The lavish Italian Renaissance style interiors of the State Rooms, with their richly carved, painted and gilded ceilings inspired by those in the Vatican, St Peter and Castle St Angelo in Rome, sumptuous silk wall coverings and pre-eminent works of art, are contained like a jewel within the magnificent fortress castle exterior.


The State Rooms are open to visitors from 10.30am - 4.30pm daily.
Please note that photography is not permitted within the State Rooms.

In the 1850s, Algernon Percy, 4th Duke of Northumberland set about restoring Alnwick Castle.  He employed the English architect Anthony Salvin for the work on the exterior and the Italian architect Commendatore Luigi Canina to design interiors inspired by 16th century palaces of Rome.

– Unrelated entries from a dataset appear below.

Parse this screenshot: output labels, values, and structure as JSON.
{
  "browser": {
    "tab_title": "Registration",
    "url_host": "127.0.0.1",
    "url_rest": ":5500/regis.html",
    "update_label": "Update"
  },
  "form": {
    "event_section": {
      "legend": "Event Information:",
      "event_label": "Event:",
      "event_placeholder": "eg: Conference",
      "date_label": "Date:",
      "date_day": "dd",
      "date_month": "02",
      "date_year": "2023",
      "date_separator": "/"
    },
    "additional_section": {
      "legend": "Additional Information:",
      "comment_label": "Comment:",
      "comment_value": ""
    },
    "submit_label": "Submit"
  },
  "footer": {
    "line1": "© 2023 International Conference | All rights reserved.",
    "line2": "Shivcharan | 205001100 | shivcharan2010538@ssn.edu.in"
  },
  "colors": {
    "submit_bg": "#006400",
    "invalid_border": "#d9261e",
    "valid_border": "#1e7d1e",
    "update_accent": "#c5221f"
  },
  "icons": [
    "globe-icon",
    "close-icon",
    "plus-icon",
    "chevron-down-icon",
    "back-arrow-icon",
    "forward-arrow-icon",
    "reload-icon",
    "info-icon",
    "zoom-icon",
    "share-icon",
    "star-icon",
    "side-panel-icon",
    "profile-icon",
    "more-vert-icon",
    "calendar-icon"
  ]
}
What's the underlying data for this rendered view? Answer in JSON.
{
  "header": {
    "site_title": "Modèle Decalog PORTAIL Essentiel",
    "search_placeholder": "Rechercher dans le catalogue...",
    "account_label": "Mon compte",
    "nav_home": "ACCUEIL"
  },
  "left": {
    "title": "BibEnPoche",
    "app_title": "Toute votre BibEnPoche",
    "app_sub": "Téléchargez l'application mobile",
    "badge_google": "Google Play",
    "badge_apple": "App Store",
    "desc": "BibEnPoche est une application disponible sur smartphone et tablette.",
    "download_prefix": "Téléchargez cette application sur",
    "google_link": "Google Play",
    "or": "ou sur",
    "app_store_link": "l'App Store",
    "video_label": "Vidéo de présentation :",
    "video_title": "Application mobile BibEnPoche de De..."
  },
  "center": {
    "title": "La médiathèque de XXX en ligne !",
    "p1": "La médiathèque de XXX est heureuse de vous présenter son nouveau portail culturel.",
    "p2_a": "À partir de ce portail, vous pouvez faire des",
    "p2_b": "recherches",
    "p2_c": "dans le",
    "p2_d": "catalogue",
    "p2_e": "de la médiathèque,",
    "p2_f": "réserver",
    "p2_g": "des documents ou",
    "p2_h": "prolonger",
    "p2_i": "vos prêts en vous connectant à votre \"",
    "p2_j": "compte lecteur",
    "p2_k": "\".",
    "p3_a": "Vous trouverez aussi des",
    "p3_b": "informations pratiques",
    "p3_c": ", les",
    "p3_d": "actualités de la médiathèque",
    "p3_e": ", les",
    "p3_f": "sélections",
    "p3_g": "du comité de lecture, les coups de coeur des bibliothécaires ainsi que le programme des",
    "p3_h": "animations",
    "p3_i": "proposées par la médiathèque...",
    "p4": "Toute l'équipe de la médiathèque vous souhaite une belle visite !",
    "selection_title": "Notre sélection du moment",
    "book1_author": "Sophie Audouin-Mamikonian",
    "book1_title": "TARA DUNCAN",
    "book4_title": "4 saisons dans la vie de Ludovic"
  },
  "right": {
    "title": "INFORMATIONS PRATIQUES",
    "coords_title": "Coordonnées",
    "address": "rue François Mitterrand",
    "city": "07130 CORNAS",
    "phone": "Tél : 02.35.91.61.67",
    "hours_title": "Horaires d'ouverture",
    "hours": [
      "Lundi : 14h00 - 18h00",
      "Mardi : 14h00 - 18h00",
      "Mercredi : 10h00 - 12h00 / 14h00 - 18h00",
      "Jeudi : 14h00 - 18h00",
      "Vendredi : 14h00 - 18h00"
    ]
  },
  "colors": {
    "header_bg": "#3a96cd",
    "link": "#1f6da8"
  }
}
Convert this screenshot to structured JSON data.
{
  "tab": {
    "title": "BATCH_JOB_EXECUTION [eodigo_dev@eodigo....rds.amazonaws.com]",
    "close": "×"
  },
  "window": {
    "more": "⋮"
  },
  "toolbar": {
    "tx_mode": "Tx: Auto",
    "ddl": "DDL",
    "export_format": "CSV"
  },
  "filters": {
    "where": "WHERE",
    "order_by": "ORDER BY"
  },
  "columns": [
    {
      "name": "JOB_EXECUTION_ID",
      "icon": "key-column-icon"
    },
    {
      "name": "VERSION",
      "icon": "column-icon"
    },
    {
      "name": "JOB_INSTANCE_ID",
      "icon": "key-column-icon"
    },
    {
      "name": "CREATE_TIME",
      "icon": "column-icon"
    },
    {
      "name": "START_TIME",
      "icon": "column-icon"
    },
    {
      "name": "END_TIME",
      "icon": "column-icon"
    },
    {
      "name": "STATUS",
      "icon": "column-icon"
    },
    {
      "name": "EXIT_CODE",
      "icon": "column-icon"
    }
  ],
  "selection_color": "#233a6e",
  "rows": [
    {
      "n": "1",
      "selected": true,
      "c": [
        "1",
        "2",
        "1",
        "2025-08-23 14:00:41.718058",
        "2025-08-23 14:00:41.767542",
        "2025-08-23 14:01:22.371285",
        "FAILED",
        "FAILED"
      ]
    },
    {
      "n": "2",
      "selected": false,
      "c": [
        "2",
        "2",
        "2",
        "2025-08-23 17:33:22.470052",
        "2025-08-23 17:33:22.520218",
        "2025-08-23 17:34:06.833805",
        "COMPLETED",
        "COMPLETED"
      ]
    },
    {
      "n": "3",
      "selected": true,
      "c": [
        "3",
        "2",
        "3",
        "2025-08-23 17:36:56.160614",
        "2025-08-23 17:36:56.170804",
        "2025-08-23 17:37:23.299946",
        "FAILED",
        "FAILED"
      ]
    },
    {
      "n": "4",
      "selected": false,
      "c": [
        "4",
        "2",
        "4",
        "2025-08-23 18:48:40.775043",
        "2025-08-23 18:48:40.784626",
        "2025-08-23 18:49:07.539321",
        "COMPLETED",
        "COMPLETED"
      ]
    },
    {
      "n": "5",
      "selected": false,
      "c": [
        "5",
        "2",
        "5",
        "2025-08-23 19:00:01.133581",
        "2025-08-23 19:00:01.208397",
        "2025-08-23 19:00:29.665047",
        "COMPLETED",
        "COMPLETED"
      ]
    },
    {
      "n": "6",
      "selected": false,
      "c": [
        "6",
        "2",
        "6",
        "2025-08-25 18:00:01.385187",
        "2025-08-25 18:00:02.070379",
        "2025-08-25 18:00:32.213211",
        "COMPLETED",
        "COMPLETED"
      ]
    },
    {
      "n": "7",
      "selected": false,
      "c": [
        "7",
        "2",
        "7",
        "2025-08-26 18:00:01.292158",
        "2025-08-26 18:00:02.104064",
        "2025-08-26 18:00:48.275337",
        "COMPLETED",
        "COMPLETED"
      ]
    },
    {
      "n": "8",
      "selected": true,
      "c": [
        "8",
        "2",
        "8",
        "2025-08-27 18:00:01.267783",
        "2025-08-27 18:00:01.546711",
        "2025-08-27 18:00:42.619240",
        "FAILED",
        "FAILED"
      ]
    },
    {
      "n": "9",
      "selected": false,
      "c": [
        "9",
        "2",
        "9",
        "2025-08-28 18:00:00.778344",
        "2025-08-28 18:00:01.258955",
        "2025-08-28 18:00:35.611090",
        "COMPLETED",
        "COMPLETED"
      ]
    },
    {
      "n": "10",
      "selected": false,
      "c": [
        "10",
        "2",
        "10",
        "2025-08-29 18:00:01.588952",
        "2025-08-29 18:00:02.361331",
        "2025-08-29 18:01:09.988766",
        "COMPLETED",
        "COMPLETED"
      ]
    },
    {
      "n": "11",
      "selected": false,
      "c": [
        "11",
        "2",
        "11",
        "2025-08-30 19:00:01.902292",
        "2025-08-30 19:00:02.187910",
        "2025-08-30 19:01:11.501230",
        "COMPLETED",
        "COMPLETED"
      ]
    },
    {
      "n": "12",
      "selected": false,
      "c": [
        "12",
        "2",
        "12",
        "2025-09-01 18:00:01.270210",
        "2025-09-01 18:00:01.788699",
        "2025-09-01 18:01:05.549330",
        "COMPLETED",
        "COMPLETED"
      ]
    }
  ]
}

The Grand Staircase leads onto the Upper Guard Chamber with its marble mosaic floor, plasterwork ceiling and majestic marble figures of Justice and Britannia.

The magnificent Library, housing nearly 15,000 books, occupies the principal floor of the large tower that was added to the keep during the 19th century restoration.  It is the favourite room of the family when they are in residence.

In the Drawing Room the carved, painted and gilded ceiling, painted frieze, silk wall hangings, carved doors, dado and window shutters, marble fireplace and massive overmantel mirror exhibit the full extent of the influence of Italian design. 

The Great Hall, now the State Dining Room, has been the centre of castle life since medieval times.  The Percy family continue to use it regularly today.

In 2006, the important collection of Meissen, Chelsea and Paris ceramics was displayed in a manner that was inspired by the interior design of the European porcelain palaces of the 17th and 18th centuries.

Visitors will find one of our friendly and knowledgeable guides in each of the State Rooms; they will be happy to answer questions about the castle and the history of the Percy family.